Warning: screenonline full synopses contain 'spoilers' which give away key plot points. Don't read on if you don't want to know the ending!

After the death of their maternal grandmother an attempt is made to take Jamie and his cousin Tommy into care, but Jamie takes shelter in his paternal grandmother's house. She tells a welfare officer that the boy is welcome to stay, then subjects the boy to an angry tirade about how his mother ruined her son's life.

The complex patterns of family relationship only gradually becomes clear: Jamie's grandmother lives next door to the house where her favourite son (Jamie's father) lives with Agnes, who the grandmother hates, and the couple's son. The grandmother's house is also occupied by her other son, just returned from the war, who is himself carrying on an affair with Agnes. When his grandmother attacks the neighbouring house while brandishing a knife, Jamie runs away, but is brought back by a policeman. His ill-treatment includes being forbidden to use the toilet and being shut outside in the snow, and his misery is compounded when he learns from his grandmother that his mother has died in the asylum to which she had been committed.

Like his cousin, Jamie appears to gain some solace from visits to the cinema, and does finds a companion when an ambulance brings his paternal grandfather home from hospital. However his grandfather is too weak to stand up to his wife, his longstanding relationship with a woman in the village makes him the constant subject of his wife's taunts, and the old man becomes increasingly despondent himself.

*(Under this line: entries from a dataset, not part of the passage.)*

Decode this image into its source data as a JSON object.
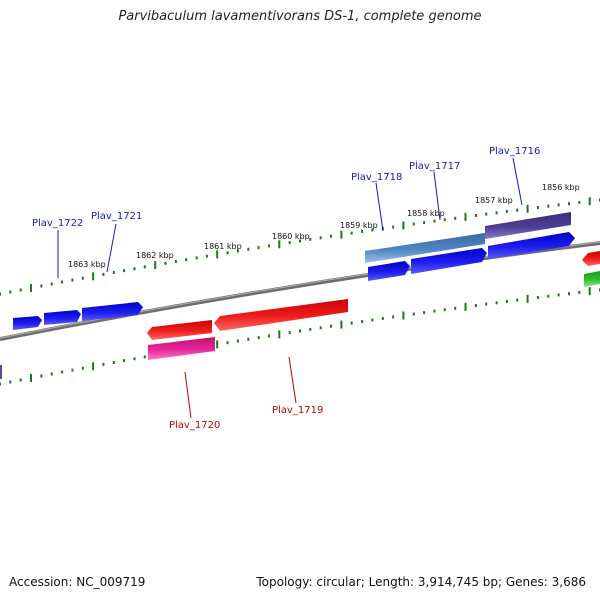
{
  "title": "Parvibaculum lavamentivorans DS-1, complete genome",
  "footer": {
    "accession": "Accession: NC_009719",
    "info": "Topology: circular; Length: 3,914,745 bp; Genes: 3,686"
  },
  "scale_labels": [
    "1863 kbp",
    "1862 kbp",
    "1861 kbp",
    "1860 kbp",
    "1859 kbp",
    "1858 kbp",
    "1857 kbp",
    "1856 kbp"
  ],
  "genes": [
    {
      "locus": "Plav_1722",
      "strand": "+"
    },
    {
      "locus": "Plav_1721",
      "strand": "+"
    },
    {
      "locus": "Plav_1718",
      "strand": "+"
    },
    {
      "locus": "Plav_1717",
      "strand": "+"
    },
    {
      "locus": "Plav_1716",
      "strand": "+"
    },
    {
      "locus": "Plav_1720",
      "strand": "-"
    },
    {
      "locus": "Plav_1719",
      "strand": "-"
    }
  ],
  "colors": {
    "backbone": "#808080",
    "tick": "#1a7a1a",
    "forward_gene": "#1414e6",
    "reverse_gene": "#e61414",
    "reverse_feature": "#e0208a",
    "steelblue_feature": "#4a7cb0",
    "purple_feature": "#4a3a8c",
    "green_feature": "#2ab02a"
  }
}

Having received a letter from Tommy, Jamie visits him in the Edinburgh care home in which he has been placed. He is accompanied by Tommy's father, who uses the occasion to justify himself for not taking his son home with him. Jamie is given the key to his old house by his grandmother, and told to look for the pearls apparently hidden there by his mother. He finds what he believes to be a set of pearls hidden in a pillow, but buries them in a coal heap, earning him a beating from his uncle when he denies finding anything. The uncle is later thrown out the house by Jamie's grandmother, the antagonism between the grandmother and Agnes culminating in a night-time fight between the two women. Having met another woman, Jamie's father drives away with her. Jamie's grandfather dies, and Jamie is taken away to the Edinburgh care home.